Прежде, чем Катерина увидела бегущую со всех ног мать, она услышала ее гневный голос и заметила поднятый над головой кулак, как угрозу неминуемого наказания.
– Вот я тебе дам! Я покажу тебе немцев и предателей!
И, не слушая сбивчивые объяснения девчушки, схватив ее за руку, поволокла в соседский дом.
Прямо с порога, поздоровавшись, обернулась к дочери и приказала:
– Проси прощения за то, что наговорила на людей.
А дочь, насупившись и опустив глаза, молчала, молчала, а затем подскочила к вихрастому мальчику – своему сверстнику, и стала его тузить.
– Стой, стой, Петровна, успокойся, – остановил женщину властный голос старика за столом. – Не виновата твоя дочь, разве не видишь… Не могла она так сказать.
…А дело было вот в чем. Заигравшись в войну, дети поссорились и стали, как это часто бывает, обзываться. И прозвучало обидное слово «предатель». Один из детей дома, рассказывая об игре, что-то опустил, а что-то приукрасил, и получилось, что предателем обозвали отца вихрастого мальчика. А затем у колодца хозяйки, судача о соседях, преподнесли эту детскую ссору, как «вот, мол, уже и дети говорят, что Николаевич при немцах был предателем… ».
– Не виновата девочка, если так защищается. Значит, мой внук выдумывает или бабы напраслину возводят, – продолжил старик. – Присядь лучше, Петровна, расскажи, как живешь, а то что-то давно не виделись…
И взрослые повели степенный разговор, стали вспоминать войну и то, как помогали партизанам. Как погиб от гитлеровских побоев за связь с партизанами отец Татьяны Петровны. Как она сама передавала народным мстителям сведения и продукты. Как сутки жители деревни просидели в запертом и обложенном соломой хлеву, ожидая повторения судьбы Хатыни, но что-то остановило тогда карателей, люди остались живы, хотя саму деревню спалили.
Так почему же слово «предатель» так задело родню деда Федоса, и такое значение ему придали люди?
Во время оккупации сын деда Федоса, сверстник Татьяны, однажды по глупости примерил, мол, вот какой бы я был, форму немецкого солдата из отряда, занесенного на какое-то время ветром войны в деревню.

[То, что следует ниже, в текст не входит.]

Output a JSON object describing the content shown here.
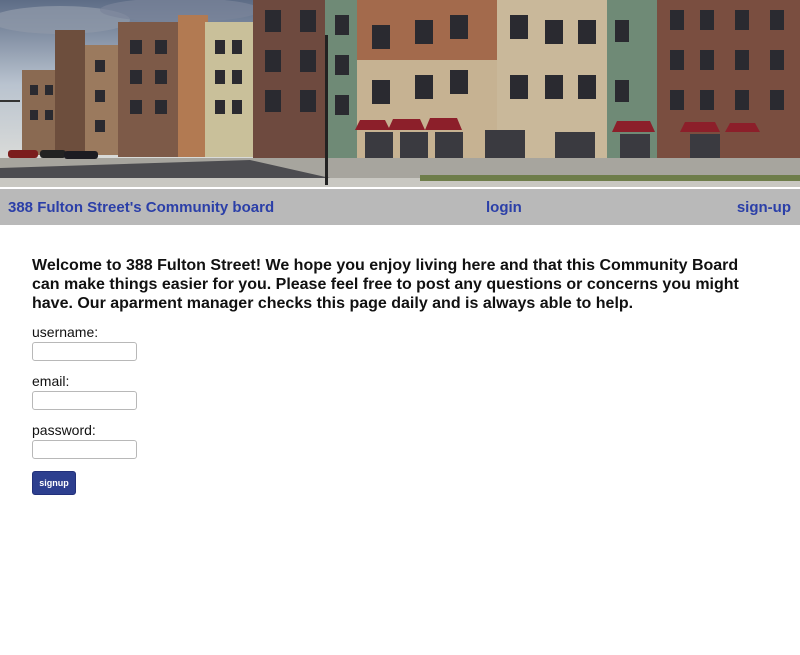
{
  "nav": {
    "home_label": "388 Fulton Street's Community board",
    "login_label": "login",
    "signup_label": "sign-up"
  },
  "main": {
    "welcome_text": "Welcome to 388 Fulton Street! We hope you enjoy living here and that this Community Board can make things easier for you. Please feel free to post any questions or concerns you might have. Our aparment manager checks this page daily and is always able to help."
  },
  "form": {
    "username_label": "username:",
    "username_value": "",
    "email_label": "email:",
    "email_value": "",
    "password_label": "password:",
    "password_value": "",
    "submit_label": "signup"
  },
  "colors": {
    "nav_background": "#b9b9b9",
    "nav_link": "#2b3fa8",
    "button_background": "#2d3f8f"
  }
}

В этой форме его и увидела местная молодежь… Только примерил и больше ничего, но в сознании людей отложилось: раз одел мышиный мундир, значит в душе готов служить оккупантам…

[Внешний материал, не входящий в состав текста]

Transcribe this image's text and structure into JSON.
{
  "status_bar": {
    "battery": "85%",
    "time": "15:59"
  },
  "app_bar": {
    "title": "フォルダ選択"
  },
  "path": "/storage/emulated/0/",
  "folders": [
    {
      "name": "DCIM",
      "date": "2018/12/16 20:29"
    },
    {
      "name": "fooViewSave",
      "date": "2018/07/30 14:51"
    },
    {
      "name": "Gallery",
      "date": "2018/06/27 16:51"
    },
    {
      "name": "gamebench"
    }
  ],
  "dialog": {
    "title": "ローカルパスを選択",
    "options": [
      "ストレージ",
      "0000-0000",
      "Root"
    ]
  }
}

Прошли годы, десятилетия, а этот факт людьми не забылся. И когда об этом случае мне рассказала шинница, я вспомнил, как в своем детстве мы, сопливые подростки, одного из таких же, как сами, недоросля, обзывали предателем за то, что его отец служил в полиции в годы немецкой оккупации, и не хотели с ним дружить.
– А было тому полицаю от силы лет 16, – вспоминали взрослые. – Винтовка была выше его. Но служил ведь…

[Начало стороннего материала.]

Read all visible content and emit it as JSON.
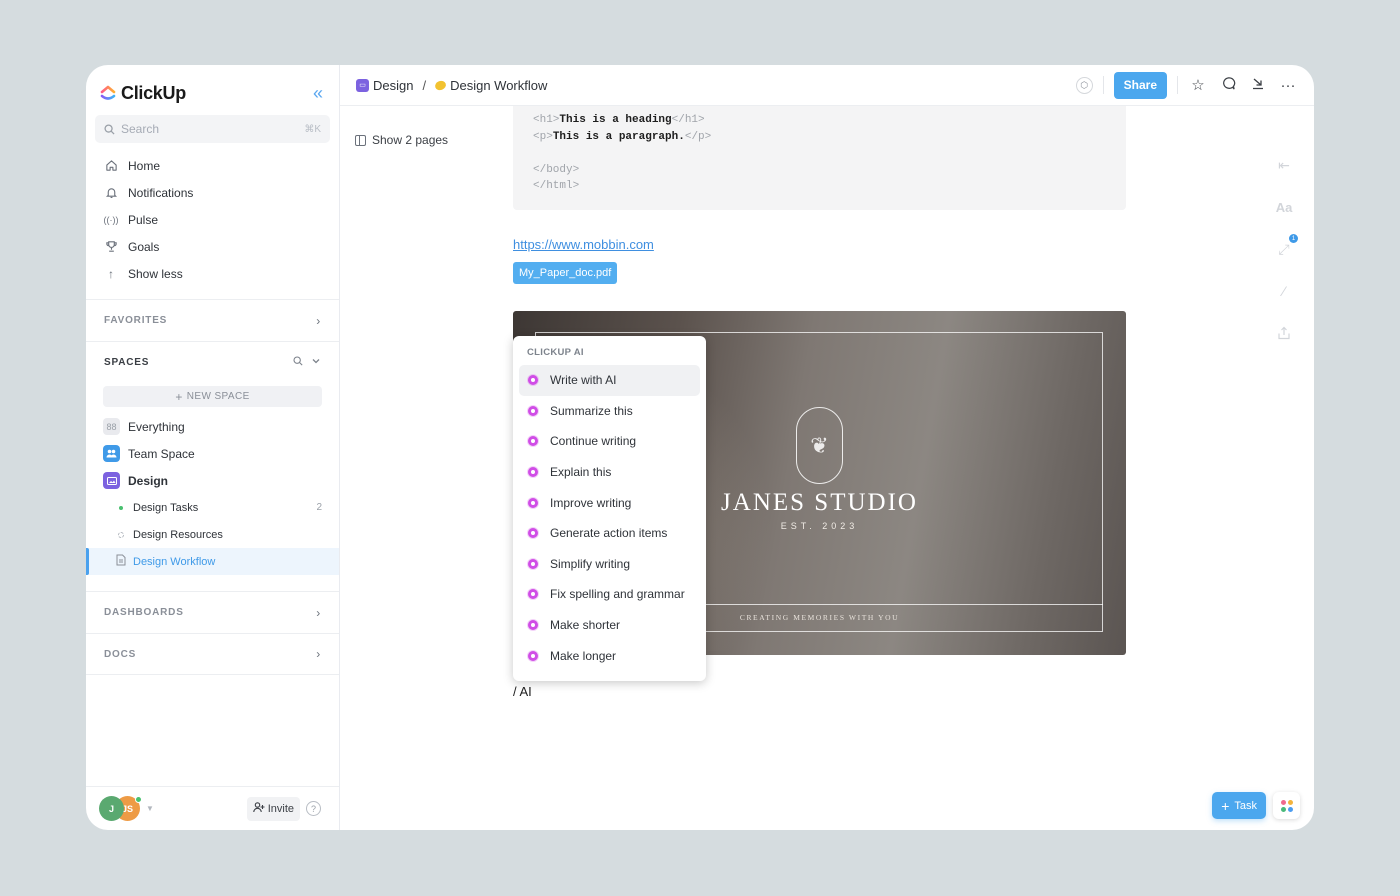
{
  "app": {
    "name": "ClickUp"
  },
  "sidebar": {
    "search": {
      "placeholder": "Search",
      "shortcut": "⌘K"
    },
    "nav": [
      {
        "label": "Home",
        "icon": "home-icon"
      },
      {
        "label": "Notifications",
        "icon": "bell-icon"
      },
      {
        "label": "Pulse",
        "icon": "pulse-icon"
      },
      {
        "label": "Goals",
        "icon": "trophy-icon"
      },
      {
        "label": "Show less",
        "icon": "arrow-up-icon"
      }
    ],
    "favorites_label": "FAVORITES",
    "spaces_label": "SPACES",
    "new_space_label": "NEW SPACE",
    "spaces": [
      {
        "label": "Everything",
        "color": "#e9eaee"
      },
      {
        "label": "Team Space",
        "color": "#3f9ae8"
      },
      {
        "label": "Design",
        "color": "#7c62e0"
      }
    ],
    "design_children": [
      {
        "label": "Design Tasks",
        "count": "2",
        "icon": "green-dot"
      },
      {
        "label": "Design Resources",
        "count": "",
        "icon": "dotted-circle"
      },
      {
        "label": "Design Workflow",
        "count": "",
        "icon": "doc-icon",
        "active": true
      }
    ],
    "dashboards_label": "DASHBOARDS",
    "docs_label": "DOCS",
    "footer": {
      "avatars": [
        "J",
        "JS"
      ],
      "invite_label": "Invite",
      "help_label": "?"
    }
  },
  "topbar": {
    "breadcrumb": [
      "Design",
      "Design Workflow"
    ],
    "separator": "/",
    "share_label": "Share"
  },
  "doc": {
    "show_pages_label": "Show 2 pages",
    "code_lines": [
      {
        "open": "<h1>",
        "text": "This is a heading",
        "close": "</h1>"
      },
      {
        "open": "<p>",
        "text": "This is a paragraph.",
        "close": "</p>"
      },
      {
        "open": "",
        "text": "",
        "close": ""
      },
      {
        "open": "</body>",
        "text": "",
        "close": ""
      },
      {
        "open": "</html>",
        "text": "",
        "close": ""
      }
    ],
    "link": "https://www.mobbin.com",
    "file_chip": "My_Paper_doc.pdf",
    "image": {
      "title": "JANES STUDIO",
      "est": "EST. 2023",
      "tagline": "CREATING MEMORIES WITH YOU"
    },
    "slash_command": "/ AI"
  },
  "ai_menu": {
    "title": "CLICKUP AI",
    "items": [
      "Write with AI",
      "Summarize this",
      "Continue writing",
      "Explain this",
      "Improve writing",
      "Generate action items",
      "Simplify writing",
      "Fix spelling and grammar",
      "Make shorter",
      "Make longer"
    ],
    "highlighted_index": 0
  },
  "right_rail": {
    "text_size_label": "Aa",
    "badge_count": "1"
  },
  "fab": {
    "task_label": "Task"
  },
  "colors": {
    "accent": "#4ba7ee",
    "ai": "#d04de6",
    "design_space": "#7c62e0"
  }
}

А еще помню, как враждовал с однолеткой, мальчиком, живущим через улицу. Я вычеркнул его из своего окружения за то, что его бабушка «настучала» немцам на моего отца, будто бы он с приходом «новой власти» ушел в партизаны.
Бабушку вызывали в гестапо, допрашивали. Узнав, что сын ушел на фронт, отпустили, мол, фронт для мужчины дело законное, а партизаны – бандиты. Еще несколько раз днем и ночью приезжали к моей бабушке с проверками, чтобы поймать сына-партизана. И лишь ничего не добившись, оставили ее в покое.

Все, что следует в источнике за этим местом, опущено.